帕金森病(PD)在黑质致密部(SNc)中表现出神经退行性变化,可以使用神经黑色素敏感(NM)-MRI 进行检测。由于 SNc 的手动分割在不同的评估者之间存在很大的个体差异,因此需要开发一种强大的自动分割框架来促进黑质神经黑色素的定量分析。人工智能(AI)在神经影像学领域中越来越受到关注,用于使用 MRI 进行自动脑区分割任务。
开发并验证基于人工智能的 NigraNet,这是一种完全自动化的 SNc 分割框架,允许使用 NM-MRI 对 PD 患者的黑质神经黑色素进行定量分析。
我们前瞻性地纳入了 199 名参与者,包括 144 名早期特发性 PD 患者(病程=1.5±1.0 年)和 55 名健康志愿者(HV),使用 3T MRI 进行扫描,包括全脑 T1 加权解剖成像和 NM-MRI。使用修改后的 U 形网络 NigraNet 自动对 ROI 进行勾画,并与两名经验丰富的评估者进行的手动分割进行比较。计算 SNc 体积(Vol)、校正后的全脑体积(C)、标准化信号强度(NSI)和对比噪声比(CNR)。采用单因素方差分析(ANCOVA),同时调整年龄和性别作为协变量。使用接收器工作特征(ROC)分析评估诊断性能测量。使用 Dice 相似系数(DSC)估计组内和组间的可变性。使用基于平均评分的双向混合效应模型估计的组内相关系数(ICC)来测试方法之间的一致性。使用 Cronbach's alpha 和 Bland-Altman 图来评估方法之间的一致性。

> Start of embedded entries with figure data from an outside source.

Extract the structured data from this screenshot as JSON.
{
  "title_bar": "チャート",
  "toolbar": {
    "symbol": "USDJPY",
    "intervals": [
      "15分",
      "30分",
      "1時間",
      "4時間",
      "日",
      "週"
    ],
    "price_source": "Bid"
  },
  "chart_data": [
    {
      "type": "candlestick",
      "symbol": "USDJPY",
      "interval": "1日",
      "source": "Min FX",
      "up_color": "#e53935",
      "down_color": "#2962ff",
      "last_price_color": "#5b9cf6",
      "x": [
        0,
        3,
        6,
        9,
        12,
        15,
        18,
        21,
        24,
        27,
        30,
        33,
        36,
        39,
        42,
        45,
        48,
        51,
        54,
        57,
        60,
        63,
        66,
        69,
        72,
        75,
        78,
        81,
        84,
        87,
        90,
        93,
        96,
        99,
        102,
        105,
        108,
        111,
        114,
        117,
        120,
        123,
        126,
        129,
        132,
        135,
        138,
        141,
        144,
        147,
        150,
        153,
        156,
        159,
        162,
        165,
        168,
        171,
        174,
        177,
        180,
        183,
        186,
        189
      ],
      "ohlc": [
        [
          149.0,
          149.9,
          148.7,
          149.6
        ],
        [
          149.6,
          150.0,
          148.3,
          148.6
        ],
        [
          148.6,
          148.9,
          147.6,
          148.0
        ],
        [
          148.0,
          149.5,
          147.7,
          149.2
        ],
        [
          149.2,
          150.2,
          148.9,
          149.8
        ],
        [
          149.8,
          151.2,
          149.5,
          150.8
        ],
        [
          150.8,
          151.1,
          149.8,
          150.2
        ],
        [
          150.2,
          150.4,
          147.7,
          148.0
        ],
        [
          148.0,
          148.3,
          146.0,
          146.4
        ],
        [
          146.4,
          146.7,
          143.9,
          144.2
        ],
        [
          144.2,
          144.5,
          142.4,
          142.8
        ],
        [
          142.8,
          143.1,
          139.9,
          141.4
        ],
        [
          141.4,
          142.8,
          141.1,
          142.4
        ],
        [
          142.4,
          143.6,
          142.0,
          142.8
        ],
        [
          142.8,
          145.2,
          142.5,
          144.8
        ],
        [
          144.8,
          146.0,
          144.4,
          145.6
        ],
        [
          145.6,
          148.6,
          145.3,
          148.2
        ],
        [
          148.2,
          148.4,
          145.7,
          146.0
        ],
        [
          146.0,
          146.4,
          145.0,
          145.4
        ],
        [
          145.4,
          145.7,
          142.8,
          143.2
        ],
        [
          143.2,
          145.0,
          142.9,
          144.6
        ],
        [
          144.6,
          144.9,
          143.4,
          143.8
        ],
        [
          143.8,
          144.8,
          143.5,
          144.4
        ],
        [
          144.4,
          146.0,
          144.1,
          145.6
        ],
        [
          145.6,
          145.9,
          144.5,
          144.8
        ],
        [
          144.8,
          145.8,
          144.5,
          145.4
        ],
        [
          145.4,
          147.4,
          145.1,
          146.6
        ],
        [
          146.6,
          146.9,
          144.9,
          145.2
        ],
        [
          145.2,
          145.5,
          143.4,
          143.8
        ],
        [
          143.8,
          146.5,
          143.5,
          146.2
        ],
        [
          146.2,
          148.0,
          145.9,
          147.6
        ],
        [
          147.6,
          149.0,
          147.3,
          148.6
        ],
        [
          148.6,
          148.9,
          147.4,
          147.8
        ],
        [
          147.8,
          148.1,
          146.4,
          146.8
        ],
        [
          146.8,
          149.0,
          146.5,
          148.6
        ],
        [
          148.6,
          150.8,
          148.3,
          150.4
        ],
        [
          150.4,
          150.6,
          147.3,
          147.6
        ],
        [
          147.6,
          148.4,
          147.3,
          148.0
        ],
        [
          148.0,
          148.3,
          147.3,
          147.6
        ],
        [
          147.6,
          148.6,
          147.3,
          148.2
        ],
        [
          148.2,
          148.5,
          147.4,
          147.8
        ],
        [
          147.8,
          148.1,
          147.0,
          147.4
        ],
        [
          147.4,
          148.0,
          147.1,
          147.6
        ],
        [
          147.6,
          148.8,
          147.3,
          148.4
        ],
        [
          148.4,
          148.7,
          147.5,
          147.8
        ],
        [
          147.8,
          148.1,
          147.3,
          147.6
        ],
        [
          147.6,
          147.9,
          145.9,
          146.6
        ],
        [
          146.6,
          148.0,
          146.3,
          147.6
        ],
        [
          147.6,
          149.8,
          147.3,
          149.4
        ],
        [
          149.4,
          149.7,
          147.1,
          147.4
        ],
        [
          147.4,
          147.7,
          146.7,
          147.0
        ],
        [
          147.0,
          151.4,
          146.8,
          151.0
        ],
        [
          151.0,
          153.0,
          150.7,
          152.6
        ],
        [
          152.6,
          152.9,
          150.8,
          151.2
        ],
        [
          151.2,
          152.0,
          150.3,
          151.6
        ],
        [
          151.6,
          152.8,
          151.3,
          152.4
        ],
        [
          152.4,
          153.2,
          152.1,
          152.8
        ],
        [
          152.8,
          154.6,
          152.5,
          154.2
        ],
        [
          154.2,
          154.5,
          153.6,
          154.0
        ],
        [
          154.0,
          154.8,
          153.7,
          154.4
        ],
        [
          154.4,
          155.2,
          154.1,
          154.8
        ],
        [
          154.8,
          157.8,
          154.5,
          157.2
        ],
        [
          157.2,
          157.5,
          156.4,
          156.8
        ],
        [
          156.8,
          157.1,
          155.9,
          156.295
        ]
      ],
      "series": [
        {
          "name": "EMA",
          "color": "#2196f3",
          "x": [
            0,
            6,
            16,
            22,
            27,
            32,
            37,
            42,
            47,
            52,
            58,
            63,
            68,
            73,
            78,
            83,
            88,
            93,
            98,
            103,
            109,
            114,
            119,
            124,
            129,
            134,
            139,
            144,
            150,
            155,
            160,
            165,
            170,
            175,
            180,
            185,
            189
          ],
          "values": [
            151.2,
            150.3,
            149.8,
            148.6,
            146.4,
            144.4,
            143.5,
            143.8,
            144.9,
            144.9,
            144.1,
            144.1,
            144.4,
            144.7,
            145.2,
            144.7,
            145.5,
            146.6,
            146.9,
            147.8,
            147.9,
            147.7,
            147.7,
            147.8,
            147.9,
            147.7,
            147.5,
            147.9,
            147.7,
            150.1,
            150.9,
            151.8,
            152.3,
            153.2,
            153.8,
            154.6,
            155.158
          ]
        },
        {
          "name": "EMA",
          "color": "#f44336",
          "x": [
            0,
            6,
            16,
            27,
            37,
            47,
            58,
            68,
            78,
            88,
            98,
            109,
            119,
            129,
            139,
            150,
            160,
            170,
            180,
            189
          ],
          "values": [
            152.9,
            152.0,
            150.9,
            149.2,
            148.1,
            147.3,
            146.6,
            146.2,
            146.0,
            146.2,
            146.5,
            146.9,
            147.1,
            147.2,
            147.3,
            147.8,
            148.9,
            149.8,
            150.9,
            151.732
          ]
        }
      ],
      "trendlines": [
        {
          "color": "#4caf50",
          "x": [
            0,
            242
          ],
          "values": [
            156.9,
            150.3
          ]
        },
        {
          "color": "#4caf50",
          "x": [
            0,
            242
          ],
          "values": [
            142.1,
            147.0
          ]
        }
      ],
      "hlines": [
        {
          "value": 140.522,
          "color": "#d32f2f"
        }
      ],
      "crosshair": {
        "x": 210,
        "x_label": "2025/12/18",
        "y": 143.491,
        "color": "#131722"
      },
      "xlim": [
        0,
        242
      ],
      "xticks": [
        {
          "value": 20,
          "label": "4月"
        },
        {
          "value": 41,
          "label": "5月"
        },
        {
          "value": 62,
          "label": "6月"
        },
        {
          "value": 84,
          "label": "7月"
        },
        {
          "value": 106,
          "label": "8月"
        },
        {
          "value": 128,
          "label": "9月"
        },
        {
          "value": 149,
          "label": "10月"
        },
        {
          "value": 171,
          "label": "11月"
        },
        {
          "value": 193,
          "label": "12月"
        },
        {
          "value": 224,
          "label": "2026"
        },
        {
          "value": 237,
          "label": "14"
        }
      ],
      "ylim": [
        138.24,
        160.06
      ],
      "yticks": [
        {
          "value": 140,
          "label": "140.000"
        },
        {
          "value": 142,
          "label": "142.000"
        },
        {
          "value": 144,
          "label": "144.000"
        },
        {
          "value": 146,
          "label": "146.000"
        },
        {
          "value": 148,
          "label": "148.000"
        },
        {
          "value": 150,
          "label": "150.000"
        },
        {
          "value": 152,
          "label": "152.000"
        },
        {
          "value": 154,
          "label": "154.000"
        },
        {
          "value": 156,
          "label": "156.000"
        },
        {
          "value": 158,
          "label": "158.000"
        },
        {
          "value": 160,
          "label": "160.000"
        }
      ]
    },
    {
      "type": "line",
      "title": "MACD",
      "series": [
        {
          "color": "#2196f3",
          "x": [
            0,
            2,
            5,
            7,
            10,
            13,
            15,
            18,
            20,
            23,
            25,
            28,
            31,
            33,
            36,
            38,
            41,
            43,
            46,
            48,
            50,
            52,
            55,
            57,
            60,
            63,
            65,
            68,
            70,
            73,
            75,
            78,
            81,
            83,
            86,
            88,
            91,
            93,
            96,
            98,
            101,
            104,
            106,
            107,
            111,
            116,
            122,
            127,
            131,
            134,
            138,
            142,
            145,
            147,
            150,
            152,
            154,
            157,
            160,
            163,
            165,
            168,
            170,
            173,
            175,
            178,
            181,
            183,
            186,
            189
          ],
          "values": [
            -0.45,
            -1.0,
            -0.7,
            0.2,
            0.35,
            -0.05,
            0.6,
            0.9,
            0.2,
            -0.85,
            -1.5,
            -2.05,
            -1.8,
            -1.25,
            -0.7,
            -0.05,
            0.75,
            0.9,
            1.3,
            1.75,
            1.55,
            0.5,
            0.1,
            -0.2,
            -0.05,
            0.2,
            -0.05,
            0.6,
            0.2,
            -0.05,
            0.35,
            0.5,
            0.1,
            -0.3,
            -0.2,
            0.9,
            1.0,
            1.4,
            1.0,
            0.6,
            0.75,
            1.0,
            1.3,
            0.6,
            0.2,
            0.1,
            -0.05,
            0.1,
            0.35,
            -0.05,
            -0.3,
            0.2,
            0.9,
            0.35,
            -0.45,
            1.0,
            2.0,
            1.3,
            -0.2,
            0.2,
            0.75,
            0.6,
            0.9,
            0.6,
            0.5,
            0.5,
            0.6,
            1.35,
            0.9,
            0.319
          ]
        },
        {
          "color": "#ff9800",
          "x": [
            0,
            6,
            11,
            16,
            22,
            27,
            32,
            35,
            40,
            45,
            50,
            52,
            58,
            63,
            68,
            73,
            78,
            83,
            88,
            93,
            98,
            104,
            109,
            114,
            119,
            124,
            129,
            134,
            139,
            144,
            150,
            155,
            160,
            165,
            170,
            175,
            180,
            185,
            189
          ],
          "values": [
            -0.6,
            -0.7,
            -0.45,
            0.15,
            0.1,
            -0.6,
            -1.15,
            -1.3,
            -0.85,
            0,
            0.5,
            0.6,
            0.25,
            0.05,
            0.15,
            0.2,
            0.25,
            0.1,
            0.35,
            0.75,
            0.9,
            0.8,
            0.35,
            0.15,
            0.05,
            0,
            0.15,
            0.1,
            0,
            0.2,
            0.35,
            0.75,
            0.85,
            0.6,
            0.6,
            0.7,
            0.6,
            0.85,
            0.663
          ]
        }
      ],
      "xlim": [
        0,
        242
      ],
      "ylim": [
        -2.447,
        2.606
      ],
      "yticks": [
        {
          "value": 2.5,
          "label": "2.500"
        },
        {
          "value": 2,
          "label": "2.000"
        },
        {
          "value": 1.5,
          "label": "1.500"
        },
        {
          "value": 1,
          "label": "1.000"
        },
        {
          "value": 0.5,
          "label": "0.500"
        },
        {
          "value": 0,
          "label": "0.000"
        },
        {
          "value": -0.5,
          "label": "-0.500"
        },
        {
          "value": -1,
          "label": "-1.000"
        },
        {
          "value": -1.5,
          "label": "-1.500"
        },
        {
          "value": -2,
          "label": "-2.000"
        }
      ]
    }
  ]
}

使用两种方法,PD 和 HV 之间的 Vol、C、NSI 和 CNR 测量值存在差异,C 和 CNR 存在性别效应。方法之间的 ICC 值表明 C 和 CNR 具有最佳的一致性(ICC>0.9),并且具有较高的可重复性(DSC:0.80)。SNc 测量值也表现出良好到极好的一致性值(Cronbach's alpha>0.87)。Bland-Altman 图的一致性分析表明,两种方法之间的 ROI 测量值差异与 ROI 平均值测量值之间没有关联,同时证实 95%的数据点位于平均差值(d±1.96xSD)的范围内。PD 和 HV 之间的百分比变化分别为 Vol 的-27.4%和-17.7%,C 的-30.0%和-22.2%,NSI 的-15.8%和-14.4%,CNR 的-17.1%和-16.0%,分别为自动和手动测量值。在整个数据集和训练数据集中,使用自动方法,我们获得了 Vol 的 ROC 曲线下面积(AUC)为 0.83,C 的 AUC 为 0.85,NSI 的 AUC 为 0.79,CNR 的 AUC 为 0.77,而在训练数据集中,Vol 的 AUC 为 0.96,C 的 AUC 为 0.95,NSI 的 AUC 为 0.85,CNR 的 AUC 为 0.85。患者的 NSI 与疾病持续时间呈负相关,无论是自动测量还是手动测量都是如此。
我们提出了一种基于人工智能的 NigraNet 框架,该框架利用小型 MRI 训练数据集,以更高的精度和更可重复的结果,实现 SNc 分割过程的完全自动化。考虑到我们方法的一致性、准确性和速度,这项研究可能是朝着在临床环境和大规模神经影像学研究中实现节省时间、不依赖评估者的完全自动方法来研究神经黑色素变化的重要一步。